CRYSTAL RIVER, Florida – Crystal River is known for its incredible waterways, but for years it has fallen short of its name and reputation.
That is until the people who live there took action.
People like Lisa Moore, president of the all-volunteer nonprofit Save Crystal River.
As a native of Crystal River, she knows what the river should look like, but when the ‘nameless storm’ of 1993 roared through the salt water, it killed hydrilla, an invasive plant that sheltered the river.
“When it killed all of the hydrilla it went to the bottom and over a period of years it rotted and an invasive algae, a blue-green algae called lyngbya, took hold in the area and covered everything.” Moore said.
Lyngbya is bad news for the ecosystem.
“It’s really nasty, nasty and as the main producer we have seen a pretty nasty drop in water quality throughout the system,” said Ryan Brushwood, head of biology at Sea and Shoreline.
This drop in water quality has affected manatees, dolphins and anything that could thrive in between.
This detriment is what brought him closer to Moore.
As president of Save Crystal River, she sought out a team to help with recovery efforts six years ago.
“Switching a system from an algae-dominated system to a plant-dominated system is the holy grail of a marine biologist or a restoration biologist,” Brushwood said.
Six years after starting the project, the team is doing it and seeing results.
It starts with machines pulling mud and blue-green algae from the bottom of the river. It is then transferred to a neighboring site where it is sorted and separated.
The water is cleaned and returned to the system cleaner than when it was removed.
As for the nasty mud and algae, they are then treated with a polymer which turns out to be an excellent fertilizer and is used on a nearby farm.
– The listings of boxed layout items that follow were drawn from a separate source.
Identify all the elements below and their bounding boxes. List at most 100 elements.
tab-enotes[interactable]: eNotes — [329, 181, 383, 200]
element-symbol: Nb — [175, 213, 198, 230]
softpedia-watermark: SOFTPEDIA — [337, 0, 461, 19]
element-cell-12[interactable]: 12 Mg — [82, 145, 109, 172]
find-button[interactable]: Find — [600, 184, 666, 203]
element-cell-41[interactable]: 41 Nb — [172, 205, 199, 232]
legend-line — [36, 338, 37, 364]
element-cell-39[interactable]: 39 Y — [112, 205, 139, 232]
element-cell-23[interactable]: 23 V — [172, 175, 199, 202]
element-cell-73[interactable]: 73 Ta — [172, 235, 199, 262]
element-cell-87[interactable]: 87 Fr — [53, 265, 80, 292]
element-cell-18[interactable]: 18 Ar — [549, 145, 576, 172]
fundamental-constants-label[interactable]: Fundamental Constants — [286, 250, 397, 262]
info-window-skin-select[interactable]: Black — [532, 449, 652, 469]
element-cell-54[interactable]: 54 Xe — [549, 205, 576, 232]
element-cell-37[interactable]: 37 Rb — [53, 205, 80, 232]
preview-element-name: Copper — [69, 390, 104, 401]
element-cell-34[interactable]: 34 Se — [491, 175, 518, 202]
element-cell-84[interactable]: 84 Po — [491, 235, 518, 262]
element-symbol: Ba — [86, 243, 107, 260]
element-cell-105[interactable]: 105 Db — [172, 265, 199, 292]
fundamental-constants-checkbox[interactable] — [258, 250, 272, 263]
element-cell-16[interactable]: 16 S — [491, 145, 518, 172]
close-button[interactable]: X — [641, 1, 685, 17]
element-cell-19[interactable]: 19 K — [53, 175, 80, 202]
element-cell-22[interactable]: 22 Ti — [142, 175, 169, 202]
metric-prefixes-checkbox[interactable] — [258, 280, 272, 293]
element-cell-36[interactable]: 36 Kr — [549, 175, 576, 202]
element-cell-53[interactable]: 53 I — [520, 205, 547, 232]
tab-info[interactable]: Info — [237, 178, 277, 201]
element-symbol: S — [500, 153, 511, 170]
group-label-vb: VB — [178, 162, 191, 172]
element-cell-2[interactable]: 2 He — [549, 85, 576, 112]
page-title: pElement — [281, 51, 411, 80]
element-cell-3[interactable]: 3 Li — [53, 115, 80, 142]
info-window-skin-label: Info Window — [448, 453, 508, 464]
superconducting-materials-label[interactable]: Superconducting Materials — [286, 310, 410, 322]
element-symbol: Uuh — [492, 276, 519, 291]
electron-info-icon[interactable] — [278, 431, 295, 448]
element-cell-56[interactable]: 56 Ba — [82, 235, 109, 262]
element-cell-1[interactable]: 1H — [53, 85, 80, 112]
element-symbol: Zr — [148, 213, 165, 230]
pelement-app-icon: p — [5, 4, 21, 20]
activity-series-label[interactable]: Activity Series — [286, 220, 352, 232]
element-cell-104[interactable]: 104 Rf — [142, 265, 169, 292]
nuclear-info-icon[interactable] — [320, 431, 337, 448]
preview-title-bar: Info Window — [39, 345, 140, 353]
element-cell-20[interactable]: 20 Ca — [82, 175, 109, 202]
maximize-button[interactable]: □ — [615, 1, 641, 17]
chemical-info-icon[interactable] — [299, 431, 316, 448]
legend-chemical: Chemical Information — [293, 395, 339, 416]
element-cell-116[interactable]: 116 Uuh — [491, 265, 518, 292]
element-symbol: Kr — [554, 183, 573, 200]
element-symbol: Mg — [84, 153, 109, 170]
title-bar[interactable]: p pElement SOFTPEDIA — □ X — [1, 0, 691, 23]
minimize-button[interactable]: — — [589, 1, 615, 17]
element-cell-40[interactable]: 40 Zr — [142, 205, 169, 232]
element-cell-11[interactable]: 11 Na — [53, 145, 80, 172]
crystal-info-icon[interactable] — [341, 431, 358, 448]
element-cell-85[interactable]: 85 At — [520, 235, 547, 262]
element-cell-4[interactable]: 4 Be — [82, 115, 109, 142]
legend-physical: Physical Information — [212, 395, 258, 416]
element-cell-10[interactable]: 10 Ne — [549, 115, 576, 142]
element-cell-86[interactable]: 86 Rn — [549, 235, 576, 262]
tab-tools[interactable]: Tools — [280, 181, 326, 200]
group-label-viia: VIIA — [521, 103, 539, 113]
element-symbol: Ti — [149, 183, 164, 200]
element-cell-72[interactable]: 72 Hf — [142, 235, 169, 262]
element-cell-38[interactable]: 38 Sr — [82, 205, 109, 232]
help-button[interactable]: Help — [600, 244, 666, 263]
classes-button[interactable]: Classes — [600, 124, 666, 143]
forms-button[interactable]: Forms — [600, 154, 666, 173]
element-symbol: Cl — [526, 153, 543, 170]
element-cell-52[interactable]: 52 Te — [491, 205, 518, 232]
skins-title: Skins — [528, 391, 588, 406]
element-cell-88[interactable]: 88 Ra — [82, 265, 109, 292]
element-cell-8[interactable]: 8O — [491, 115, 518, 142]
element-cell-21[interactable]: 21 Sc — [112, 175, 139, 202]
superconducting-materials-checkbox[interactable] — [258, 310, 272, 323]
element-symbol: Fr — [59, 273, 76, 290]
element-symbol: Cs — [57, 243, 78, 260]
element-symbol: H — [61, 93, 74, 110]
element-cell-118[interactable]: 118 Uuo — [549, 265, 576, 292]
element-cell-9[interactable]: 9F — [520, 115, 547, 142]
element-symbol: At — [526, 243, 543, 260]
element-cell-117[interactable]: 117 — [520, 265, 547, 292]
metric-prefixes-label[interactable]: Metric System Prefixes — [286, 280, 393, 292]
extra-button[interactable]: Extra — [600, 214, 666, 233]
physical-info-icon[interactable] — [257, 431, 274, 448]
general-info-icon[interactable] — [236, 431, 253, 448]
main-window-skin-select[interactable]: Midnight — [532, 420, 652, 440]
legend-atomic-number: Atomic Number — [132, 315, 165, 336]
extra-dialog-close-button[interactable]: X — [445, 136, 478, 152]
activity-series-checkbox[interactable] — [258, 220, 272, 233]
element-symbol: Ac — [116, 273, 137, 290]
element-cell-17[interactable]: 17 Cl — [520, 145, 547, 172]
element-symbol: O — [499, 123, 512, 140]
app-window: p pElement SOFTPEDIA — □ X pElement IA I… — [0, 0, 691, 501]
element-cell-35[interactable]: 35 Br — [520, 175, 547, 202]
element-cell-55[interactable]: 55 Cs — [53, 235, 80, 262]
As this process comes to an end, the teams bring in eelgrass to plant on the now cleared area of the river. Another name for the plant is “Rockstar”. The name was derived after seeing it spread so quickly.
It is grown in a lab north of Tampa.
“Now we have completed 52 acres of restoration project and the river has gone mad. I mean there are so many plants and animals that have returned here to their natural state where we planted,” said Moore.
The project along the Crystal River is halfway there and it is already in use in Homosassa. The big plan and the hope is that Rockstar plants will find their way across the state of Florida to help the ecosystem and what lives within.